ISBN: 978 0749939250
Riley Jenson #6
There is a danger with an ongoing series that the magic of the earlier books will wear thin; the combination of characters and situations will become stale; the author will start to stretch the friendship with more and more outlandish and unbelievable events. Luckily, although The Darkest Kiss is the sixth book in the Riley Jenson Guardian sequence, Keri Arthur has not yet run out of fairy dust to sprinkle through the pages.
While Arthur follows somewhat down the path beaten by fellow paranormal author Laurell K Hamilton in amping up the sexual situations as the books progress, at the same time this author amps up the suspense and crime-solving aspects as well, nicely balancing the “otherness” of the story with a solid detective yarn.
For those who came late, Riley Jenson is a rare half breed in a world where the supernatural exist among us. She and her twin brother, Rhoan, are half vampire and half werewolf, a combination that gives them unusual powers. These powers assist them in their jobs as officers for the Directorate of Other Races, which often means acting as sanctioned assassins of rogue supernatural entities. Added to her natural talents, Riley was previously subjected to experimental drugs that caused emerging changes in her abilities and physiology, changes that no one can predict an outcome for. Riley is unique, even among supernatural creatures, and this uniqueness has its own costs.
Central to the strength of the novel is the rich characterization and pacy plot. Although Riley is growing in power and becoming more comfortable in her role with the Directorate, she still struggles with the issues her changes bring with them. Arthur handles this conflict well, developing it without descending into the whiney “poor me” attitude such heroines can be inflicted with in other such novels (not mentioning any names.). Riley accepts and embraces her nature, and while she may be frustrated with the situations it places her in, including those to do with relationships, she finds ways to deal with it.

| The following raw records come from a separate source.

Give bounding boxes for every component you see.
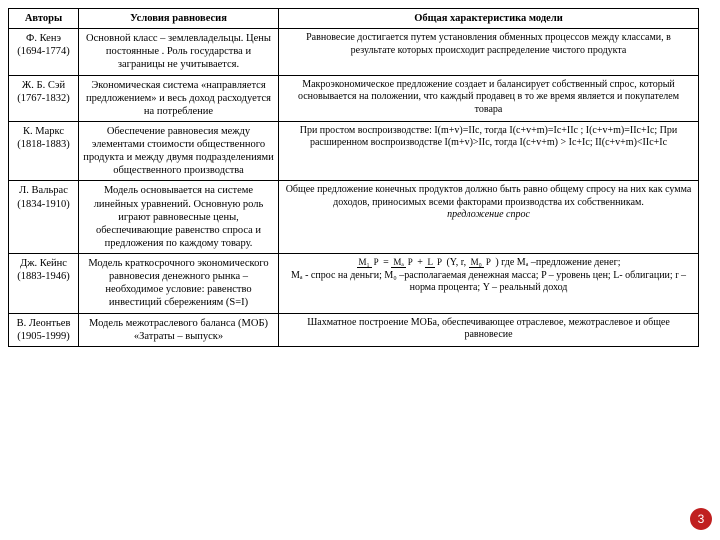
formula: M₁P = MₐP + LP (Y, r, M₀P ) xyxy=(357,257,502,268)
table-row: В. Леонтьев (1905-1999) Модель межотрасл… xyxy=(9,313,699,346)
author-cell: Ж. Б. Сэй (1767-1832) xyxy=(9,75,79,121)
header-conditions: Условия равновесия xyxy=(79,9,279,29)
author-cell: Дж. Кейнс (1883-1946) xyxy=(9,254,79,314)
conditions-cell: Экономическая система «направляется пред… xyxy=(79,75,279,121)
characteristics-cell: Равновесие достигается путем установлени… xyxy=(279,29,699,75)
characteristics-cell: При простом воспроизводстве: I(m+v)=IIc,… xyxy=(279,121,699,181)
author-cell: Ф. Кенэ (1694-1774) xyxy=(9,29,79,75)
characteristics-cell: Макроэкономическое предложение создает и… xyxy=(279,75,699,121)
table-row: Ф. Кенэ (1694-1774) Основной класс – зем… xyxy=(9,29,699,75)
char-italic-text: предложение спрос xyxy=(447,209,530,220)
conditions-cell: Основной класс – землевладельцы. Цены по… xyxy=(79,29,279,75)
equilibrium-models-table: Авторы Условия равновесия Общая характер… xyxy=(8,8,699,347)
char-main-text: Общее предложение конечных продуктов дол… xyxy=(286,184,692,208)
conditions-cell: Обеспечение равновесия между элементами … xyxy=(79,121,279,181)
table-row: Дж. Кейнс (1883-1946) Модель краткосрочн… xyxy=(9,254,699,314)
conditions-cell: Модель межотраслевого баланса (МОБ) «Зат… xyxy=(79,313,279,346)
author-cell: К. Маркс (1818-1883) xyxy=(9,121,79,181)
table-row: Л. Вальрас (1834-1910) Модель основывает… xyxy=(9,181,699,254)
char-rest-text: Mₐ - спрос на деньги; M₀ –располагаемая … xyxy=(291,270,686,294)
table-row: К. Маркс (1818-1883) Обеспечение равнове… xyxy=(9,121,699,181)
characteristics-cell: Шахматное построение МОБа, обеспечивающе… xyxy=(279,313,699,346)
conditions-cell: Модель краткосрочного экономического рав… xyxy=(79,254,279,314)
header-characteristics: Общая характеристика модели xyxy=(279,9,699,29)
table-row: Ж. Б. Сэй (1767-1832) Экономическая сист… xyxy=(9,75,699,121)
characteristics-cell: M₁P = MₐP + LP (Y, r, M₀P ) где Mₐ –пред… xyxy=(279,254,699,314)
header-authors: Авторы xyxy=(9,9,79,29)
author-cell: В. Леонтьев (1905-1999) xyxy=(9,313,79,346)
characteristics-cell: Общее предложение конечных продуктов дол… xyxy=(279,181,699,254)
after-formula-text: где Mₐ –предложение денег; xyxy=(501,257,620,268)
conditions-cell: Модель основывается на системе линейных … xyxy=(79,181,279,254)
page-number-badge: 3 xyxy=(690,508,712,530)
author-cell: Л. Вальрас (1834-1910) xyxy=(9,181,79,254)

Set against a modern-day Melbourne background, Keri Arthur avoids the parochialism that sometimes invades Australian-set stories, and instead offers an insight into the city without a colonialism accompaniment, which is as it should be in today’s world!
In this sixth book we come across a number of familiar characters from the previous books as Riley tracks not one but two supernatural serial killers. Characterisations are expanded and relationships rearranged during the course of the story, while Riley continues to come to terms with her changing ability and searches for the answer to her ongoing relationship concerns.

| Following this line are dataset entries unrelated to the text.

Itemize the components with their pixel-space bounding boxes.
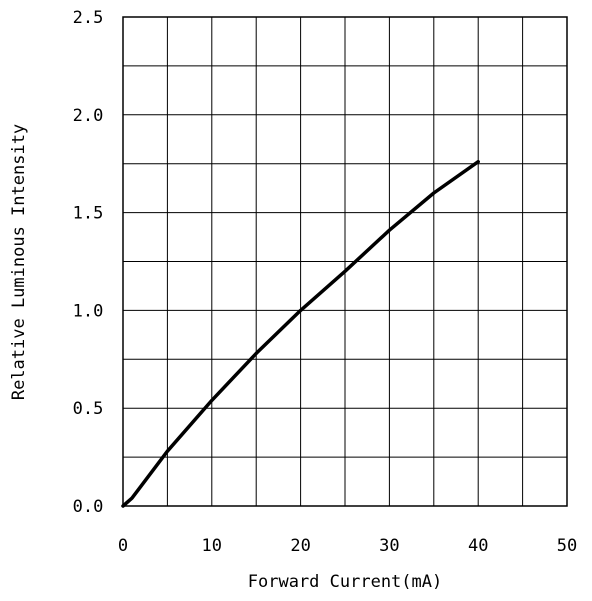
plot-area-frame xyxy=(122,16,568,507)
x-axis-label: Forward Current(mA) xyxy=(248,572,442,592)
x-tick-labels: 0 10 20 30 40 50 xyxy=(118,536,577,556)
series-line xyxy=(121,159,480,508)
y-axis-label: Relative Luminous Intensity xyxy=(9,124,29,400)
y-tick-labels: 0.0 0.5 1.0 1.5 2.0 2.5 xyxy=(73,8,104,517)
y-tick-label: 2.5 xyxy=(73,8,104,28)
y-tick-label: 0.5 xyxy=(73,399,104,419)
y-tick-label: 2.0 xyxy=(73,106,104,126)
x-tick-label: 20 xyxy=(290,536,310,556)
y-tick-label: 1.0 xyxy=(73,301,104,321)
x-tick-label: 30 xyxy=(379,536,399,556)
x-tick-label: 0 xyxy=(118,536,128,556)
x-tick-label: 10 xyxy=(202,536,222,556)
grid xyxy=(123,17,567,506)
x-tick-label: 50 xyxy=(557,536,577,556)
series-layer xyxy=(121,159,480,508)
y-tick-label: 0.0 xyxy=(73,497,104,517)
y-tick-label: 1.5 xyxy=(73,204,104,224)
x-tick-label: 40 xyxy=(468,536,488,556)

With the multitude of paranormal crime, romance and fantasy books being published at the moment, it’s a challenge for any author to produce a novel that grabs you, pulls you close and suspends your disbelief for over 300 pages. Arthur continues to achieve this feat in her sixth Riley Jenson venture, and I continue to look forward to the next instalment.
Riley Jenson #9
I’ve really enjoyed the Riley Jenson series. It’s been a year or two since I’ve picked one up for some reason, but I’m really glad to have got back into these books. Riley is a great character; Arthur has managed to keep her interesting without being overpowering (literally and figuratively) and the situations the books find her in are credible and well-crafted. It’s Australian urban fantasy at its best, and holds its own against the big overseas names in this genre impressively.

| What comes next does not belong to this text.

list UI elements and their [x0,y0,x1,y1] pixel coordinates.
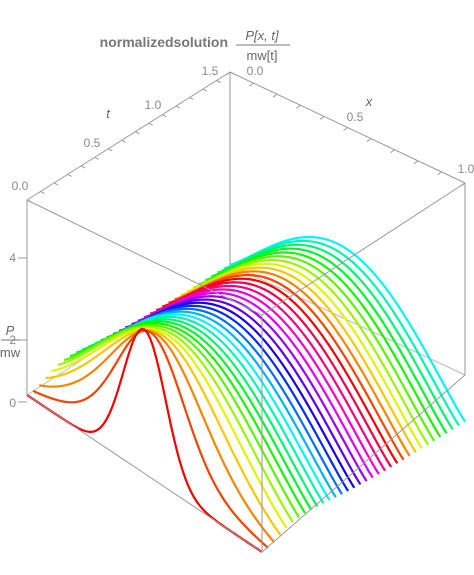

In this, the ninth episode of the Riley books (and the last, I think, although apparently there will be an offshoot series), Riley is wrestling with the decision of whether to quit her death-dealing job and concentrate on her family, or continue in a role she excels at. The forthcoming birth of babies that will tighten the ties between Riley and the men in her life, the loss of her soul mate, and the harsh toll that her job takes on her body, and those around her all make her question the way she lives. Then without warning, she loses it all, and is suddenly on her own, in a way that is baffling and strange. With none of her usual support mechanisms, Riley must figure out why she suddenly feels so strange in her life, and find the way home.
Riley is a fabulous character and Keri Arthur works the characters and story beautifully, crafting a detailed and plausible plot populated by appealing people. I’m impressed with the way this series has been sustained through nine books without losing momentum or becoming overdone., no easy thing to do. I haven’t yet had the opportunity to read any of Keri Arthur’s other series novels, but now that Riley has wrapped up, I’ll be looking out for alternatives!